The youth have both challenges and opportunitities, but it is essential that we remain focused and work hard to fulfil our dreams.
This is the common message from two young people Bolander spoke to in the lead- up to Youth Day on Saturday June 16, 16-year-old Hannah Ernstzen, a Grade 10 pupil at Somerset College in Somerset West, and 17-year-old Sir Lowry’s Pass resident Matt Titus, a Grade 11 pupil at Parel Vallei High School.
Hannah has devoted time and effort to community work in the past. “In 2013 I helped start a veggie garden for a local creche, and I’ve spent time helping at The DreamTree School (a school for children with developmental challenges) next to Somerset College. Last year, during trek (a 27-day outdoor adventure), I helped at a school in Greyton, and I have also worked on an alien-clearing programme.
“I plan to study psychology, and the marks I get from this year owards are important. I have to focus on my studies until I’ve finished Grade 12 and gained admission to university,” she says, adding that there will be time to get involved in community activities in the future.
Matt agrees. “I used to play rugby and chess, but I’ve stopped both. My Grade 11 marks will be very important in determining whether or not I get into uniersity, so I’ve decided I need to apply myself to academics.”
Matt does have one non-academic pursuit which, since he considers himself to be an extrovert, is surprising.
“I’m taking part in the school’s annual talent contest (on Thursday June 21). I started a band with three friends about a year ago. We call ourselves The Unusuals and I’m the lead singer,” he says.
Hannah has continued with her much-loved sport – rowing, and she competes in a number of classes.
Turning to the challenges that face the youth, Matt spoke out. “I feel that there is a lot of pressure in regard to you finding work one day and in regard to your future prospects.

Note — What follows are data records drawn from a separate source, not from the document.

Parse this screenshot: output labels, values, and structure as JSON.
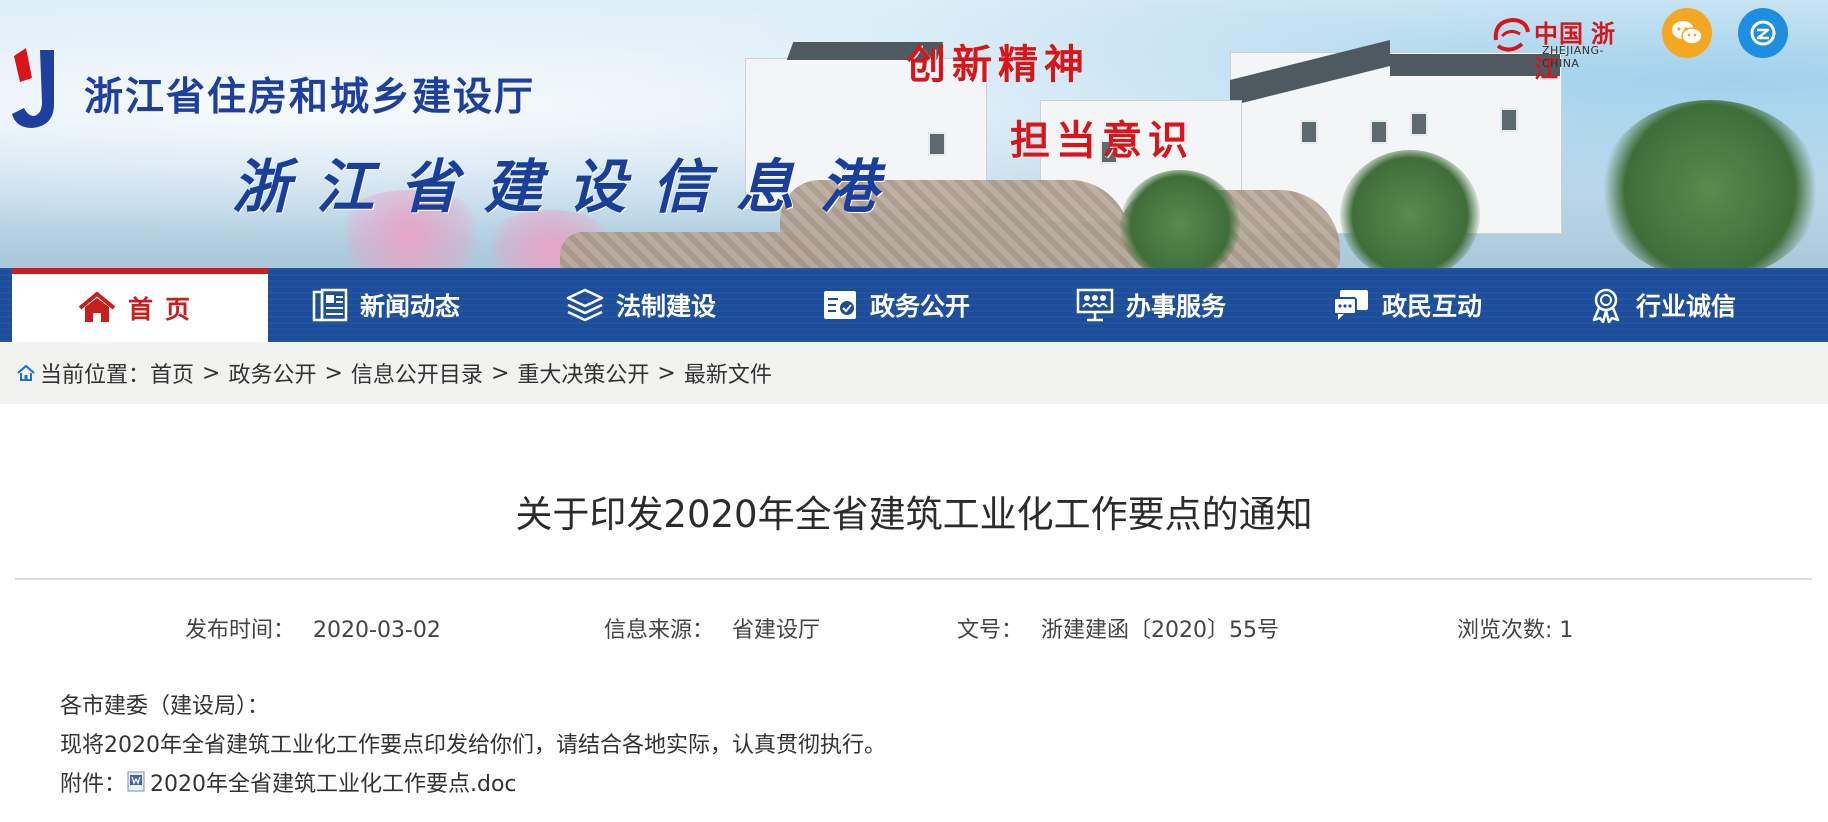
{
  "header": {
    "org_name": "浙江省住房和城乡建设厅",
    "site_name": "浙江省建设信息港",
    "slogan_1": "创新精神",
    "slogan_2": "担当意识",
    "zj_logo_cn": "中国 浙江",
    "zj_logo_en": "ZHEJIANG-CHINA",
    "social_icons": [
      "wechat-icon",
      "weibo-icon"
    ]
  },
  "nav": {
    "items": [
      {
        "label": "首页",
        "icon": "home-icon",
        "active": true
      },
      {
        "label": "新闻动态",
        "icon": "news-icon"
      },
      {
        "label": "法制建设",
        "icon": "layers-icon"
      },
      {
        "label": "政务公开",
        "icon": "check-doc-icon"
      },
      {
        "label": "办事服务",
        "icon": "people-screen-icon"
      },
      {
        "label": "政民互动",
        "icon": "chat-icon"
      },
      {
        "label": "行业诚信",
        "icon": "badge-icon"
      }
    ]
  },
  "breadcrumb": {
    "prefix": "当前位置：",
    "items": [
      "首页",
      "政务公开",
      "信息公开目录",
      "重大决策公开",
      "最新文件"
    ],
    "separator": ">"
  },
  "article": {
    "title": "关于印发2020年全省建筑工业化工作要点的通知",
    "meta": {
      "date_label": "发布时间：",
      "date": "2020-03-02",
      "source_label": "信息来源：",
      "source": "省建设厅",
      "docno_label": "文号：",
      "docno": "浙建建函〔2020〕55号",
      "views_label": "浏览次数:",
      "views": "1"
    },
    "greeting": "各市建委（建设局）：",
    "paragraph": "现将2020年全省建筑工业化工作要点印发给你们，请结合各地实际，认真贯彻执行。",
    "attachment_label": "附件：",
    "attachment_name": "2020年全省建筑工业化工作要点.doc"
  },
  "colors": {
    "nav_bg": "#1d4e9c",
    "active_red": "#c81e1e",
    "slogan_red": "#d7151a",
    "title_blue": "#1a3f9b"
  }
}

“It’s quite scary, because even if you do your best and succeed, there is still a chance that you might not get a job and end up unemployed and unable to support yourself or a future family.”
Hannah spoke up about racial descrimination. “In my experience there is still a lot of racial segregation, and I’ve experienced it in sport. At a Boland sporting fixture two years ago, I saw that there were stars next to the names of players of colour. I felt that it was wrong because if you were picked for the team, it’s because you’re good enough. You shouldn’t be picked for a place in the team because of your colour.”
Matt and Hannah feel that while education is key to the prospects of youth success, government isn’t doing enough.
“Everyone should have a fair chance at getting a good education. I feel like so many people in this country don’t have that opportunity. And there are ways we could fix it,” says Hannah.
“If we look at how we budget we could find ways by which everyone could be educated. That could help in the future, because if everybody was educated, people could become entrepreneurs instead of aspiring to a job.”
On the subject of social media, they were once more in accord. Matt put it thus: “Social media has its positive side and its negative side. It opens people up to cyber-bullying, and it affects some people’s self-image, because they are constantly comparing themselves with others.”
But, as Hannah says: “It allows you to express yourself more freely and also to meet other people.”